According to the OpenCL standards, threads cannot depend on the result from another thread at any time because it makes no assumption about the behavior of the scheduler.
Right, in ISO C++ and others, these programs are well-defined, which differs from OpenCL.
I think the original blog post on the Volta thread scheduling only stated that mutex locks can only work if they are guaranteed to be ‘starvation free’. I.a. each thread must succeed taking the lock eventually.

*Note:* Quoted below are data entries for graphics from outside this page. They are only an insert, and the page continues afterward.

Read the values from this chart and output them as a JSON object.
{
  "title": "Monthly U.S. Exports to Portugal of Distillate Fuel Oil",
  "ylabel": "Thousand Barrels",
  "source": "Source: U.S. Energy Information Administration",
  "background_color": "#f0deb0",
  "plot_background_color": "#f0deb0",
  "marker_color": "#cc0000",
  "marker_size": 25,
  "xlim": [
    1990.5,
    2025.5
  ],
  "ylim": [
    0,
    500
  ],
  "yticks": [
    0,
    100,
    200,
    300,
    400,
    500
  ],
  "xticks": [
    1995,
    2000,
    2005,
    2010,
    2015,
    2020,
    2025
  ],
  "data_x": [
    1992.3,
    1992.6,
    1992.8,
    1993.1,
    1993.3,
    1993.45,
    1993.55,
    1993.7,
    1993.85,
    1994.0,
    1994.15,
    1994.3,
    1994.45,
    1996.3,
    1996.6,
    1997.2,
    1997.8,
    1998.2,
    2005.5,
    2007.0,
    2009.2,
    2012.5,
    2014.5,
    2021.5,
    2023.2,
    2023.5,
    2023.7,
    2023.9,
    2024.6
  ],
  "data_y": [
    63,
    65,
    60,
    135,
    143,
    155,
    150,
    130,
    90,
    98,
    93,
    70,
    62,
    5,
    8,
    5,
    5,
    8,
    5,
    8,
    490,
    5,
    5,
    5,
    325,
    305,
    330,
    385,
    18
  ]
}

ITS guarantees that starvation-free algorithms make progress, i.e., any thread that has started running will, if no other thread is making progress (e.g. cause they have exited, or are blocked on, e.g., a mutex), eventually be scheduled again. A thread that takes a mutex which prevents the algorithm to make progress (e.g. causing other threads to be blocked, no other threads running, etc.) is guaranteed to eventually be scheduled again, allowing it to release the mutex. This suffices to implement C++'s Parallel Forward Progress, take locks, etc.
So, basically you end up with this situation where a mutex lock “works” until it doesn’t. You could have a warp claim a lock, then some graphics job gets launched on the GPU and boots it out, the scheduler is then under no contract to ever schedule back in the thread that was evicted and owns the lock.
NVIDIA GPUs do provide this guarantee. I think that graphic job should eventually be booted out, the compute job rescheduled, and then the thread with the mutex given the chance to release it. (That doesn’t mean the implementation is bugfree; if you ran into a bug, and managed to hang the system, a reproducer would be helpful.)
The keywords are “time slice” (for GPU context time slicing). The programming guide, best practice guide, etc. all cover some of it, but I think the best place to read about it is probably the MPS Architecture docs. If you have more concrete questions, feel free to ping me on Discord (@gonzalob over there).
It’s nice that C++ has specified a mutex. Openmp does too.
AMDGPU can totally implement a spin lock on wavefront granularity. It won’t necessarily ever unlock, since it isn’t backed by a fair scheduler, but that’s sort of an application problem.
It can’t implement one on SIMT thread granularity, for the same reason pre-volta nvidia can’t, which is that the threads in a warp/wavefront all do the same thing as they have the same instruction pointer. All the threads in the wavefront do the CAS, at most one of them wins. Then you either do the masking to make it a per-wavefront control flow thing, or you try to send N-1 threads back to the CAS and 1 thread onward, and discover that you can’t have that since all N threads have the same instruction pointer.
Fork/join I think you actually can do with sufficient hassle in the compiler, it’s the unstructured concurrency which doesn’t map onto the SIMT model.